Consider this function:
function sumThreeThings(point) {
return point.x + someNotInlinedFunction() + point.y;
}
Imagine the "unstable" flag doesn't exist, and you're acting as TurboFan
and optimizing that function. The feedback vectors for the loads of x and y
both contain only a single map, where the properties x and y are
represented as simple data properties (not accessors or anything fancy).
You would emit something like the following:
1. Check whether `point` has the expected map. If it's wrong, deoptimize.
2. Fetch `x` from `point` by reading at the index specified by the expected
map.
3. Call someNotInlinedFunction.
4. Check (again!) whether `point` has the expected map. If it's wrong,
deoptimize.
5. Fetch `y` from `point` by reading at the index specified by the expected
map.
Step 4 feels kind of repetitive. Could you maybe make it go away?
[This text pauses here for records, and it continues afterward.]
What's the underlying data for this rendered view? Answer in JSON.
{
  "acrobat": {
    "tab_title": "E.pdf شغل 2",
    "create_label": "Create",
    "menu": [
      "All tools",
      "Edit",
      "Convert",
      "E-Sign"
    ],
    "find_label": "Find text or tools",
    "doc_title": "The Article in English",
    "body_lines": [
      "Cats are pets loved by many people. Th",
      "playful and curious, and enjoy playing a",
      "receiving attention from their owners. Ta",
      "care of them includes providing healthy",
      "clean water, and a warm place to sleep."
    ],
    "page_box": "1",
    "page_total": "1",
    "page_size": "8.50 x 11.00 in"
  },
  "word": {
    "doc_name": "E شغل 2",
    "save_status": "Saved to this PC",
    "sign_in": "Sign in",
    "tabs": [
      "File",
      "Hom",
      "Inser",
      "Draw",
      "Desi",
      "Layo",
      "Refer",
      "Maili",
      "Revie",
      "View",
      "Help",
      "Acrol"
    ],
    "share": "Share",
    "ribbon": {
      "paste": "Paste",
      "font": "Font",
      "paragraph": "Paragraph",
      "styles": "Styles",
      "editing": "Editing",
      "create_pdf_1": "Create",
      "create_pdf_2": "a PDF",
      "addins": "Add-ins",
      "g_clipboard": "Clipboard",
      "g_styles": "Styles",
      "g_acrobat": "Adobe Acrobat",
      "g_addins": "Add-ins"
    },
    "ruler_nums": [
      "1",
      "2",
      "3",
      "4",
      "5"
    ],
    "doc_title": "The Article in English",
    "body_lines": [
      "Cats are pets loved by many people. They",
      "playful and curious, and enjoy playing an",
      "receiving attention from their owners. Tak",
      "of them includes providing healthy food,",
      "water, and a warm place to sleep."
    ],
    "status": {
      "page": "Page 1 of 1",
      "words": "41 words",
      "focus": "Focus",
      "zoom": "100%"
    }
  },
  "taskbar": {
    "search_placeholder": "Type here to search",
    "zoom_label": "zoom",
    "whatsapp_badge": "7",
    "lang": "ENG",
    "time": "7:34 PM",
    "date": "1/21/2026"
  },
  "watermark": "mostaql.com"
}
Not
without more information. someNotInlinedFunction could do absolutely
anything including changing the map of `point`, so you do need that second
deoptimization check.
However, if you knew that the map of `point` was stable, you could omit
step 4, safe in the knowledge that some other code elsewhere would take
care of deoptimizing this function if someNotInlinedFunction caused a
change to the map of `point`. Of course this deoptimization could also be
triggered by changes to other variables that aren't `point` and just happen
to have the same shape, but that's the risk we take in exchange for the
power to remove step 4.
On Tuesday, December 31, 2019 at 1:25:50 PM UTC-8, [email protected]
wrote:
>
> Why does it matter if an object with this map has a changed map for
> optimized code? For example,
>
> ```
> var a = {x: 5, y: 5};
> var b = {x: 10, y: 10};
>
> b.z = 55; // b now has a new map. a is marked as unstable
> ```
>
> a's map is now unstable, but the map hasn't changed at all has it? The
> type of a's map hasn't changed either so why is it marked as unstable? From
> what I can tell, the only thing that has changed about the map is that a
> transition has been added to it? Why do we deoptimize code that uses this
> map?
>
> Thanks!
>
> - Jann
>
> On Tuesday, December 31, 2019 at 12:46:17 PM UTC-6, Tobias Tebbi wrote:
>>
>> As long as a map is stable, no object with this map has changed map,
>> which is a very useful property especially for optimized code. To be able
>> to exploit this in optimized code, transitioning from a previously stable
>> map will invalidate and deoptimize all optimized code that made use of the
>> map being stable up to this point.
>>
>> - Tobias
>>
>> On Tue, Dec 31, 2019 at 7:07 PM <[email protected]> wrote:
>>
>>> Thanks!
>>>
>>> What is the point of marking a map as stable? If there was a
>>> normalization isn't a new map created? So if types can't get mixed up after
>>> normalization, what is the point of marking a map as stable?
>>>
>>> - Jann
>>>
>>> On Tuesday, December 31, 2019 at 1:33:36 AM UTC-6, Leszek Swirski wrote:
>>>>
>>>> Hi,
>>>>
>>>> A stable map is one from which a transition has never been observed,
>>>> i.e. it's the leaf of the transition tree and objects with that map can be
>>>> assumed to be "stable". Perhaps "is_leaf" or
>>>> "never_transitioned_away_from"
>>>> could be alternative names but it's a subtle concept to name and naming is
>>>> hard anyway :)
>>>>
>>>> In the code you linked, I'm not 100% familiar with the reasoning but I
>>>> assume that the compiler assumes that inferred stable maps are a "safe
>>>> bet"
>>>> as far as speculation is concerned, since they're a reliable end state,
>>>> and
>>>> can be assumed to be a correct inference even if the data is unreliable.
>>>> That's mostly just a guess from the context though.
>>>>
>>>> - Leszek
>>>>
>>>> On Tue, 31 Dec 2019, 05:46 , <[email protected]> wrote:
>>>>
>>>>> What is the difference between a stable and unstable map?
>>>>>
>>>>> Context: I'm trying to understand this line of code
>>>>> https://cs.chromium.org/chromium/src/v8/src/compiler/js-native-context-specialization.cc?l=3227&rcl=4c53f9a51444393133ff303952f1296603d44ab7
>>>>>
>>>>> but can't seem to find any documentation about stable maps. Comments and
>>>>> diffs are sparse on the subject as well.